Since our last update about a month ago, there have been a number of significant developments.
Based on the results of Paul’s mapping biopsy, Dr. Crawford does not believe he is a suitable candidate for targeted focal therapy based both on the number of tumors in his prostate as well as their proximity. Of the 65 cores in the biopsy, 13 cores tested positive for cancer with a Gleason score of 7 (6 cores were 3+4, 6 cores were 4+3 and 1 core was a 4+4).
These results effectively push Paul from a “low risk” to “intermediate risk” and he is coming to terms with the fact that his entire prostate needs to be treated or removed in order to save his life. It’s a bitter pill to swallow given that our intention was to to postpone treatment as long as possible and to use more holistic alternative cancer treatments whenever possible. However, the overriding priority now is to treat the cancer before it spreads.
In the next few weeks, Paul will be undergoing additional medical testing as well as meeting with a variety of medical professionals to explore both surgical and radiation treatment options.
- On January 30th, Paul will have a bone scan and a CT scan to determine if the cancer has metastasized beyond his prostate to lymph nodes or bones. Yes, it sounds scary. But it is a standard test for patients who are expected to live for more than 5 years, and we’re hopeful that it will turn up nothing and clear the way for either radiation or surgery.
- We’ve already had a preliminary meeting with Dr. Thomas Pugh, a radiologist/oncologist specializing in urologic cancers. Dr. Pugh will make a radiology recommendation based on the results of Paul’s bone scan and CT. Radiation options include:
- External beam radiation. This delivers high-energy X-rays to the prostate gland from outside the body. Typical radiation treatment consists of five treatments a week over an eight-week period although newer technologies such as SBRC (also referred to as CyberKnife) use higher doses of radiation resulting in fewer treatments.
- Radioactive seed implants. This procedure, called brachytherapy, involves making an incision under general anesthesia to implant pellets into the prostate gland that release low doses of radiation slowly over a period of months. About 40 to 150 rice-size seeds are implanted, and they lose their radioactivity over the course of a year.
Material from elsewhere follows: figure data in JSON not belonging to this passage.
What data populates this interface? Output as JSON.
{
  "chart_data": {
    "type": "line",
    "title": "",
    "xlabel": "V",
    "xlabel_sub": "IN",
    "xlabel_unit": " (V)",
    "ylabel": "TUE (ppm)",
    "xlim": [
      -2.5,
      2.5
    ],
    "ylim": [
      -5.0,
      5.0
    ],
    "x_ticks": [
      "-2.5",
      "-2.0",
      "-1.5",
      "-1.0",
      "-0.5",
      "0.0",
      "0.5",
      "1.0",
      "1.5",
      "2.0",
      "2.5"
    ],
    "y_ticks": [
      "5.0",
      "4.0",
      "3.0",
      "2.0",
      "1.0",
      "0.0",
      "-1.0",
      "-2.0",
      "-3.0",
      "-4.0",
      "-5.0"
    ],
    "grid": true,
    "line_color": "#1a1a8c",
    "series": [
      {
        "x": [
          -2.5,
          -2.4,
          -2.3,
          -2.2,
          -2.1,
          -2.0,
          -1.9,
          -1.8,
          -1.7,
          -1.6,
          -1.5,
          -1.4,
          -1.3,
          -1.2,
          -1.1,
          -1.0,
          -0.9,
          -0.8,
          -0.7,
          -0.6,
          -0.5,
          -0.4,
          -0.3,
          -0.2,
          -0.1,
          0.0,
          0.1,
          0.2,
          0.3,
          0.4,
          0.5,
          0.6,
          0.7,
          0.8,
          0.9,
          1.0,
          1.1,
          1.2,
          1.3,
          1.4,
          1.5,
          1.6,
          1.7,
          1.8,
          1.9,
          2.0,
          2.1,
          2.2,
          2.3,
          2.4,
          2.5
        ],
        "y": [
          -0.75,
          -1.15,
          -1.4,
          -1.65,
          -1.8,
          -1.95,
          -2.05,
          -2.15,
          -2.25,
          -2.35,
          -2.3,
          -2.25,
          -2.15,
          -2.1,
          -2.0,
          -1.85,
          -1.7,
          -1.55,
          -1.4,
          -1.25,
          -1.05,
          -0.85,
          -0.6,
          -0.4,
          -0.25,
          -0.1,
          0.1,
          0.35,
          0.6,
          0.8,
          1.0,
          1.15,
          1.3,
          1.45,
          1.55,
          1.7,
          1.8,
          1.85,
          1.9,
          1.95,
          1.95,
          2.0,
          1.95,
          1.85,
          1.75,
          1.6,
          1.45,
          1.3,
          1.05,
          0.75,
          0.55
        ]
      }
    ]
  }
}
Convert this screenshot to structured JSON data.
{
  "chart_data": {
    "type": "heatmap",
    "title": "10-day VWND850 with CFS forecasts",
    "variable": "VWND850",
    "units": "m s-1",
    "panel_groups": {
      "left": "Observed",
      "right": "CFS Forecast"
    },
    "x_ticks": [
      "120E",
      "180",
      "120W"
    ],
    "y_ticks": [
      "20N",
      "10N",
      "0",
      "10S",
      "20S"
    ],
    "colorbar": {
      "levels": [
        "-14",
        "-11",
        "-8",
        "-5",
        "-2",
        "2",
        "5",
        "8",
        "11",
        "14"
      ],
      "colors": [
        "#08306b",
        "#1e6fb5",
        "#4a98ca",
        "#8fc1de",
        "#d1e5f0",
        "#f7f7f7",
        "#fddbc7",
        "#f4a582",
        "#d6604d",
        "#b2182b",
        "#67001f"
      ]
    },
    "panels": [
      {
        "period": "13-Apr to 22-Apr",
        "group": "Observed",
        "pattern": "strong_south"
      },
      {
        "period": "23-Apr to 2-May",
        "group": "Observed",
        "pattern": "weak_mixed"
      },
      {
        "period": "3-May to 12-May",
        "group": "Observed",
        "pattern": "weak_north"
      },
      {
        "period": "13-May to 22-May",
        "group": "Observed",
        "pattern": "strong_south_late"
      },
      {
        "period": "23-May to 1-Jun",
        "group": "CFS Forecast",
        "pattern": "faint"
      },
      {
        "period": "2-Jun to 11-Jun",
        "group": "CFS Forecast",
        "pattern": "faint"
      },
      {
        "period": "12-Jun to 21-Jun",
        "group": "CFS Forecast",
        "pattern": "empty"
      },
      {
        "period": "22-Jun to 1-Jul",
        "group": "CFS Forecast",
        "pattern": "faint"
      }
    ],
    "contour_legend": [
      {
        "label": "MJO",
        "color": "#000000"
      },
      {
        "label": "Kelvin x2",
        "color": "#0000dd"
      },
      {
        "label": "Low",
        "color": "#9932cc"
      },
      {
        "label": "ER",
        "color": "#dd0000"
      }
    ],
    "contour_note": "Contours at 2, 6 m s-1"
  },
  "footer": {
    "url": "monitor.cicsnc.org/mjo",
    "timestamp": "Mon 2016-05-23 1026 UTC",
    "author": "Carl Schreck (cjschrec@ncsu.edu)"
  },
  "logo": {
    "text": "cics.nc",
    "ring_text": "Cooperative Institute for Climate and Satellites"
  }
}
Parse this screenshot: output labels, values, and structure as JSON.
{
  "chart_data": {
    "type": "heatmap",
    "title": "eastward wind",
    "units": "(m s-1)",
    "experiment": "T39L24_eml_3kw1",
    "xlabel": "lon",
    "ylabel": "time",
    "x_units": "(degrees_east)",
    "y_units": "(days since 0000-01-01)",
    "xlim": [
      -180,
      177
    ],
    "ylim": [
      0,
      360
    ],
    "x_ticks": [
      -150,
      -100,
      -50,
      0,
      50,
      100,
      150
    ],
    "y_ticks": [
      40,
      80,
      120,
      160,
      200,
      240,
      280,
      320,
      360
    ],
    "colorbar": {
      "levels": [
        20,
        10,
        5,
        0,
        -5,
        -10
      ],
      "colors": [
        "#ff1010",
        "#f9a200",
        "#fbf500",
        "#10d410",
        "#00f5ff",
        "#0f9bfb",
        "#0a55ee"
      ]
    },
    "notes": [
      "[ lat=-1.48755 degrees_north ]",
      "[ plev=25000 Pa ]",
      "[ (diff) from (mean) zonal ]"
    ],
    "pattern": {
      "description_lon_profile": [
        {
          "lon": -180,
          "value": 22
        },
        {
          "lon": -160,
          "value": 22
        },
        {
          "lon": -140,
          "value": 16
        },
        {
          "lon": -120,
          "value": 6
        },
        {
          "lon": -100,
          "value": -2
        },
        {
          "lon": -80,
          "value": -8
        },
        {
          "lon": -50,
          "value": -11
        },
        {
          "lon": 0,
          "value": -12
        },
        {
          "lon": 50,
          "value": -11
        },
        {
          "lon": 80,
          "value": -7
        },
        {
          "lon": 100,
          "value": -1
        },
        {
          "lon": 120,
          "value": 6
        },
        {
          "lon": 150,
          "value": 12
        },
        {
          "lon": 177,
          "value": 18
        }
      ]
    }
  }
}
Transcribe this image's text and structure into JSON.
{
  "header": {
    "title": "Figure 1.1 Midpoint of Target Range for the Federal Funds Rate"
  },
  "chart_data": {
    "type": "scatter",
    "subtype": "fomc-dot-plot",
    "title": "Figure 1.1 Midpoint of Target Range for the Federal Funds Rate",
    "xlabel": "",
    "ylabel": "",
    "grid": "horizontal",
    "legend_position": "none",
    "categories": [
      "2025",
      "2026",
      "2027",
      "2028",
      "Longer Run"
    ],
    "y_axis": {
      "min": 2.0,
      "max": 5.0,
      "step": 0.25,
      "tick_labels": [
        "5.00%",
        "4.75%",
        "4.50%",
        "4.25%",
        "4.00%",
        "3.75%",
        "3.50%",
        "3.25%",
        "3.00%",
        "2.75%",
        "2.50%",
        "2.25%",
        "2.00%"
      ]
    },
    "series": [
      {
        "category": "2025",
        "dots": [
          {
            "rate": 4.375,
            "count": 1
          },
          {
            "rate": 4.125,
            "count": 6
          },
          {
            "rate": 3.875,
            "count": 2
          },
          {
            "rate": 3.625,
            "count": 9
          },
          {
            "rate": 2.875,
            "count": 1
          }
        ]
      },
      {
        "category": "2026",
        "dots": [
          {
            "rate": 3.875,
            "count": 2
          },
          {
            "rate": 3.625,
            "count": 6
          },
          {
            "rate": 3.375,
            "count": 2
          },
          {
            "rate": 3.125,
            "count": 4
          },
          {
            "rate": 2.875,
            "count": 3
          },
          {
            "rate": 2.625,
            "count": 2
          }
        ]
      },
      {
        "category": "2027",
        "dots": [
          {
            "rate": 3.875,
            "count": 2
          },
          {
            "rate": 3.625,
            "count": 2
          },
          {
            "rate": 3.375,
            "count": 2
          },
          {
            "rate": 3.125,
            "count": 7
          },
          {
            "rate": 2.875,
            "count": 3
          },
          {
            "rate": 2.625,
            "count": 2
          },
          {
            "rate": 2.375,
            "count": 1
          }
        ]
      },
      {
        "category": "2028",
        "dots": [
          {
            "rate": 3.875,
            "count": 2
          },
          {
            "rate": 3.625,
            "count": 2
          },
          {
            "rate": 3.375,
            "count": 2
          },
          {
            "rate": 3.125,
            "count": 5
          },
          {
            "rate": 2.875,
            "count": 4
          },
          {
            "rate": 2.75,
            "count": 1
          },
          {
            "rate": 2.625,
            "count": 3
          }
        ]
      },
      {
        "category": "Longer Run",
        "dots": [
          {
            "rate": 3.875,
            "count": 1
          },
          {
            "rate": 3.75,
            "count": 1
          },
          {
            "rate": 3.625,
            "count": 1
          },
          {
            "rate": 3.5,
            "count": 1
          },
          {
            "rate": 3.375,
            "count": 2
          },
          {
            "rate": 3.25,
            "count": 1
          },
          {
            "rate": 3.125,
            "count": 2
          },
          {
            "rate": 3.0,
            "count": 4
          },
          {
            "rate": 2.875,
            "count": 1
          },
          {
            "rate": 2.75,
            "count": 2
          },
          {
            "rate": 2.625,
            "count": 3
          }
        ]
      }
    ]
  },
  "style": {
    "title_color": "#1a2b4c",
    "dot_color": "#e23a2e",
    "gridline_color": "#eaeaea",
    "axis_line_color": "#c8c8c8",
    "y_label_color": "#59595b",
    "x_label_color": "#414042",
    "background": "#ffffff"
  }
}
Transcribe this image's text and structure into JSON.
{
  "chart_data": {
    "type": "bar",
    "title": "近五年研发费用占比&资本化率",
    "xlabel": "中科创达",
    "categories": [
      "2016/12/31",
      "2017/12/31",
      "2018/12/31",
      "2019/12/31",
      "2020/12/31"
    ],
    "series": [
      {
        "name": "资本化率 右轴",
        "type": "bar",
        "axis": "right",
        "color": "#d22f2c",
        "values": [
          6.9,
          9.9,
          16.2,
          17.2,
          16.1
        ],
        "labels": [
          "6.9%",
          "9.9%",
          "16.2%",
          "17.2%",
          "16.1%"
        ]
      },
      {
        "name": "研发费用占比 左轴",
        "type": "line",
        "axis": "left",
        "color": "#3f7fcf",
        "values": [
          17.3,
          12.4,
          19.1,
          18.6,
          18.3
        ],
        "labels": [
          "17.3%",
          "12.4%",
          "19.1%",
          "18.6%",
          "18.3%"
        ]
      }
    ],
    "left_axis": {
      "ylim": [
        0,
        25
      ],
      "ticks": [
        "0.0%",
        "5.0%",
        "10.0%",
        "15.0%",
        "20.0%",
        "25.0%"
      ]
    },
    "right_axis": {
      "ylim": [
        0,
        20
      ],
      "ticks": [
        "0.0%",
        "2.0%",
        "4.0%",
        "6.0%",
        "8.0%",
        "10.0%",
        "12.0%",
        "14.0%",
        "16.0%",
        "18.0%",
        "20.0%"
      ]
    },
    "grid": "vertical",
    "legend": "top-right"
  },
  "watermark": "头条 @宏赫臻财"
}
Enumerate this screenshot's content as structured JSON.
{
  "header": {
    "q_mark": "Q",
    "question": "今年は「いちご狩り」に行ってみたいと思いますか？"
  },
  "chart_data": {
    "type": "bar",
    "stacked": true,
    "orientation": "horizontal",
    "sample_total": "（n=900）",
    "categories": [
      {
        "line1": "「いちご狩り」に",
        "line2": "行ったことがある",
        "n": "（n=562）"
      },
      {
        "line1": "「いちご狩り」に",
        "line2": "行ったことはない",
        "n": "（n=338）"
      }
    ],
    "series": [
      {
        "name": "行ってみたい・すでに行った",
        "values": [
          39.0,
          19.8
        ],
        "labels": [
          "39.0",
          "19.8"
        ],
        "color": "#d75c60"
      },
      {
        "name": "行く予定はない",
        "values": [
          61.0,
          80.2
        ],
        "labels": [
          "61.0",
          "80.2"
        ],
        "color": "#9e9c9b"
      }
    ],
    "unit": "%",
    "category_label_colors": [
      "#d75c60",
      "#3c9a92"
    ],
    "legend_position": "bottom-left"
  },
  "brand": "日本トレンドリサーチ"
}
- Androgen deprivation therapy is also recommended along with radiation treatment as it significantly improves outcomes.
- At the end of January, Paul is reconvening with Dr. Gary Kirsh in Cincinnati. Dr. Kirsh is very familiar with Paul’s case and has treated thousands of men using both surgery and radiation. He’ll be an excellent resource to help us evaluate treatment options.
- In early February, Paul will be evaluating surgical options including an open incision radical prostatectomy (recommended by Dr. Crawford) or a newer robot assisted prostatectomy, performed through five or six tiny “keyhole” cuts in the lower abdomen. Surgeons manipulate robot-like fingers through these small incisions to remove the prostate and surrounding lymph nodes without having to cut through as much healthy tissue. The main advantage of this robot-assisted prostatectomy: generally a shorter hospital stay and faster recuperation time.
Each treatment options has it’s own set of pros and cons and as well as the potential for significant, life-altering side effects. There is no “perfect” solution and there are many, many variables to consider. Our goal (or should I say my goal) is to complete all of the data gathering and analysis by the end of February and then choose the treatment that has the highest probability of curing Paul’s cancer with the least impact to his (and ultimately our) quality of life. It’s a delicate balancing act, but we continue to stay positive and believe that Paul’s otherwise excellent health, great physical shape and (relatively) young age make him an ideal candidate to make a full recovery.
More to come once we get through next round of testing.